Maximizing the likelihood of the next token is an established, statistically sound objective for pre-training language models. In this paper we show that we can train better models faster by pre-aggregating the corpus with a collapsed $n$-gram distribution. Previous studies have proposed corpus-level $n$-gram statistics as a regularizer; however, the construction and querying of such $n$-grams, if done naively, prove to be costly and significantly impede training speed, thereby limiting their application in modern large language model pre-training. We introduce an alternative compact representation of the next token distribution that, in expectation, aligns with the complete $n$-gram distribution while markedly reducing variance across mini-batches compared to the standard next-token loss. Empirically, we demonstrate that both the $n$-gram regularized model and our approximation yield substantial improvements in model quality and convergence rate compared to existing methods. Furthermore, our approximation facilitates scalability of gains to larger datasets and models compared to the straightforward $n$-gram regularization method.

Figures (7)

• Figure 1: Comparison of various training methods. Standard next-token likelihood reads inputs as well as targets from the disk. $n$-gram augmented methods (AllNTs) obtain targets ($\mathbf{y}^\text{all}_{i}$) by querying an $n$-gram model which can be slow during training. Our proposed method, CoCoNTs, truncates and approximates the $\mathbf{y}^\text{all}_{i}$ and stores the preprocessed distribution ($\mathbf{y}^\text{CC}_{i}$) along with the dataset itself for faster retrieval during training.

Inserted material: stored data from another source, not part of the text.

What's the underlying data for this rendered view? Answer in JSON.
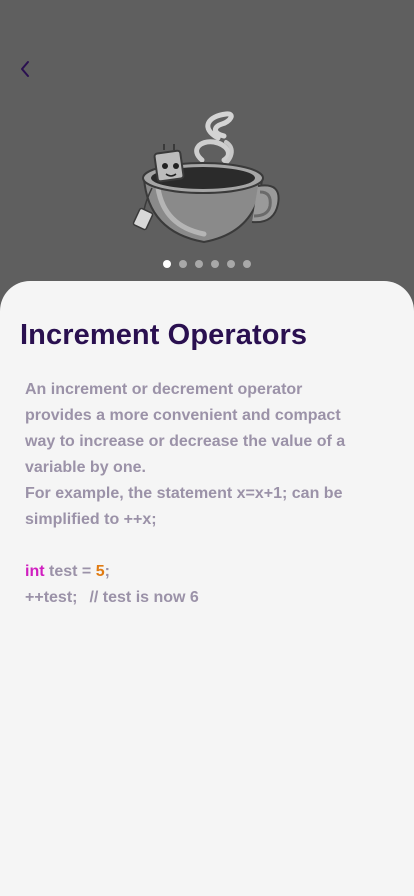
{
  "nav": {
    "back_icon": "chevron-left-icon"
  },
  "hero": {
    "image": "teacup-illustration"
  },
  "carousel": {
    "count": 6,
    "active_index": 0
  },
  "colors": {
    "header_bg": "#5f5f5f",
    "card_bg": "#f5f5f5",
    "title": "#2a1050",
    "body_text": "#9b92a8",
    "keyword": "#d01ec0",
    "number": "#e07b12"
  },
  "lesson": {
    "title": "Increment Operators",
    "para1": "An increment or decrement operator provides a more convenient and compact way to increase or decrease the value of a variable by one.",
    "para2": "For example, the statement x=x+1; can be simplified to ++x;",
    "code": {
      "line1_keyword": "int",
      "line1_mid": " test = ",
      "line1_number": "5",
      "line1_end": ";",
      "line2_code": "++test;",
      "line2_comment": "// test is now 6"
    }
  }
}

• Figure 2: Comparison of training efficiency on WikiText-103 (top) and PubMed (bottom). AllNTs with higher values of $k$ can easily go out of memory from a naive implementation. Both AllNTs and CoCoNTs converge faster to NTL's validation perplexity as compared to NTL. The total wall time (TWT) to finish the entire training is also significantly lower with CoCoNTs as compared to AllNTs due to lack of any $n$-gram querying during training. gpt2-125m model is used for all experiments with $r=8$ for CoCoNTs.

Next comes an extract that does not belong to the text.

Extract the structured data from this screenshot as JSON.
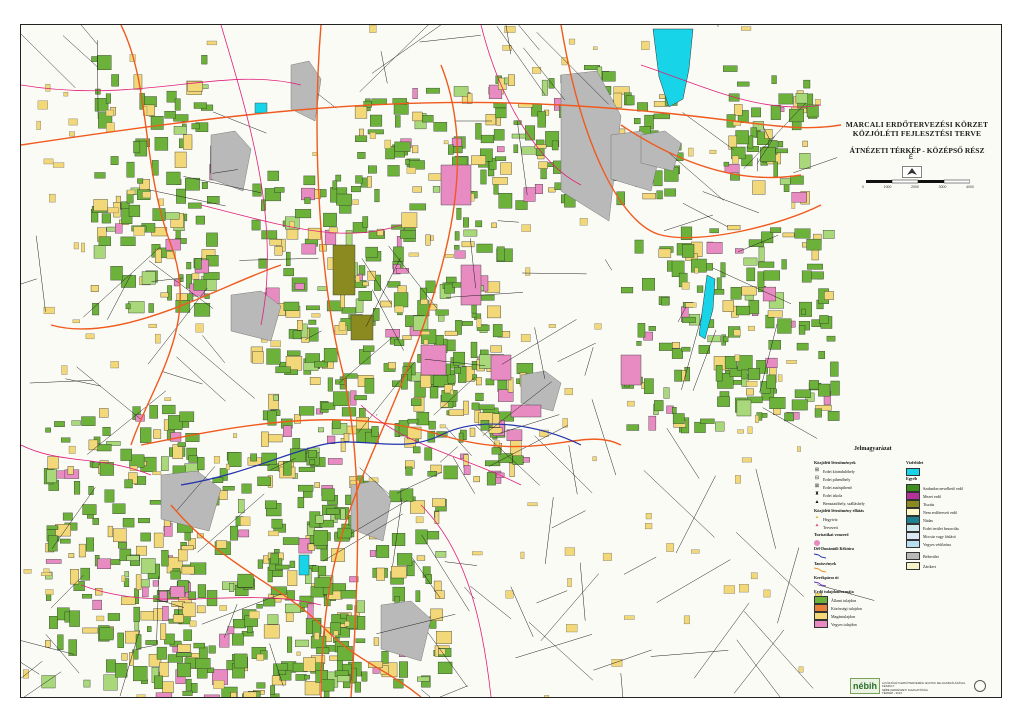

• Figure 3: Effect of sharded CoCoNTs on large datasets. Oversharding can make the $n$-gram distribution unreasonably sparse. This can lead to overly optimistic approximation and KL penalty which can hurt the performance on extremely small indices.
• Figure 4: Ablations studies on $k$ and $r$ for AllNTs and CoCoNTs. All experiments fine-tune a gpt2-125m model on WikiText-103. Higher values of both $k$ and $r$ improve perplexity before plateauing. $r=8$ is fixed when varying $k$ and $k=8$ is fixed when varying $r$ for CoCoNTs.
• Figure 5: Perplexity as a function of position in sequence. Both AllNTs and CoCoNTs show smooth changes in perplexity despite applying loss to only a small $k$ token prefix.